B.C. is bracing for more storms to hit the province while crews are still working on critical repairs in areas hit by the previous storm.
The first of three new atmospheric rivers is forecast to arrive overnight Wednesday and into Thursday.
“Having several destructive storms in a row is not normal,” Deputy Premier Mike Farnworth said Wednesday.
He said the ground is already saturated and the damage caused by wildfires and droughts has only made the situation more difficult in some areas.
“It’s a monumental task,” Farnworth added.
Meanwhile, B.C. is heading back into a period of a parade of storms with very little break expected.
Global BC Meteorologist Kristi Gordon says these storms are on top of the 200-per-cent-plus above-average precipitation the province has seen in many areas already this fall.
This next series of storms could put November into record-breaking territory for rainfall as the first three are expected to be atmospheric rivers, Gordon said.
The first of the series will hit the coast late Wednesday with the heaviest precipitation for the South Coast expected Wednesday night through early Friday.
Crews are still working to repair and strengthen the dike on the Sumas Prairie where many people remain out of their homes and farms and where thousands of animals have died.
The military is now in Princeton helping to sandbag and protect the community from more flooding.
Meanwhile, conditions between Merritt and Spences Bridge “remain very dire” Farnworth said.
The timeline for when this route may reopen is not yet known.
The province has opened a new phone line for people to get information on the floods, including aid, road conditions and travel.
The toll-free phone number 1-833-376-2452 will be open seven days a week from 7:30 a.m. to 5 p.m.
Farnworth said donations for flood relief are also pouring in, supply lines are stabilizing and shortages of food and fuel are starting to ease in many areas.
In good news for drivers in the Fraser Valley, Transportation Minister Rob Fleming said the stretch of Highway 1 that has been closed for more than a week will likely reopen Thursday, providing the next storm doesn’t cause more flooding in the area.
CP Rail was able to resume operations Tuesday and CN Rail is hoping to resume operations on Thursday.
This will further get supply chains moving, Fleming said.
Meanwhile, the stretch of Highway 7, between Agassiz and Mission, remains open to essential traffic only and goods are beginning to move through that stretch.
The United States has also further relaxed permit requirements so truckers can use routes in northern Washington state to reconnect with B.C., Fleming said.

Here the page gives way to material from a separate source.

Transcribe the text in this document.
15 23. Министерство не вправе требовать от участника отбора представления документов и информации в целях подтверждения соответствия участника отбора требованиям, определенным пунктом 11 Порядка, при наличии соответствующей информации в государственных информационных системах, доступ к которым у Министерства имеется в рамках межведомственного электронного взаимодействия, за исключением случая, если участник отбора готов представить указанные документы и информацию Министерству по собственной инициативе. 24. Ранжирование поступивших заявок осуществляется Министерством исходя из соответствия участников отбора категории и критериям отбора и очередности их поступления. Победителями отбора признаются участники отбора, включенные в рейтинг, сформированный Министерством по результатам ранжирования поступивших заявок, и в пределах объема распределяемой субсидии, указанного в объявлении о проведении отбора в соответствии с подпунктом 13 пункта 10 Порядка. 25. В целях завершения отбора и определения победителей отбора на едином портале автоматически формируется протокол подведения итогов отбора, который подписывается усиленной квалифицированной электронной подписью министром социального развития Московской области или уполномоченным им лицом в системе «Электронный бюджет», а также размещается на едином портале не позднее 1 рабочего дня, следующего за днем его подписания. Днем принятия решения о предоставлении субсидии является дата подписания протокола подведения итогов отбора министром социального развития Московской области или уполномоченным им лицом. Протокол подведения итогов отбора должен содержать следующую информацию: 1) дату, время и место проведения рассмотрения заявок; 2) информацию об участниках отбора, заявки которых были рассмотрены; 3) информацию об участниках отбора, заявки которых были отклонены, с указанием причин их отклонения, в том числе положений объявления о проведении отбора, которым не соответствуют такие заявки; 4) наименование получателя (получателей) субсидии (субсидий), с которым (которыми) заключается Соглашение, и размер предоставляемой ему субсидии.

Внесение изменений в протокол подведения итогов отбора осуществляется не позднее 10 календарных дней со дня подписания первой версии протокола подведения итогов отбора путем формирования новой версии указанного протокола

Residents of flood-evacuated Merritt, B.C., were allowed to return to their community on Tuesday.
However, the return migration proved to be a trickle, with around 2,000 residents allowed to go home, and not a sudden rush.
“We’re excited to be home,” Merritt resident Tosha Illingworth told Global News, even though she wasn’t sure what she’d be returning to.
Merritt has a three-phase plan in allowing residents to return home, starting with those who still have electric, gas and internet services.
Minister of Indigenous Relations and Reconciliation Murray Rankin said Wednesday that the province has been in touch with many First Nations communities affected by the flooding, which has only added to the trauma of the last year.
He said he has spoken to many chiefs in the past few days who have shown enormous resilience and great leadership in the past week.
More support for First Nations communities affected by the flooding will be available, Rankin added, saying, “we need to streamline our processes to help people access supports more easily.”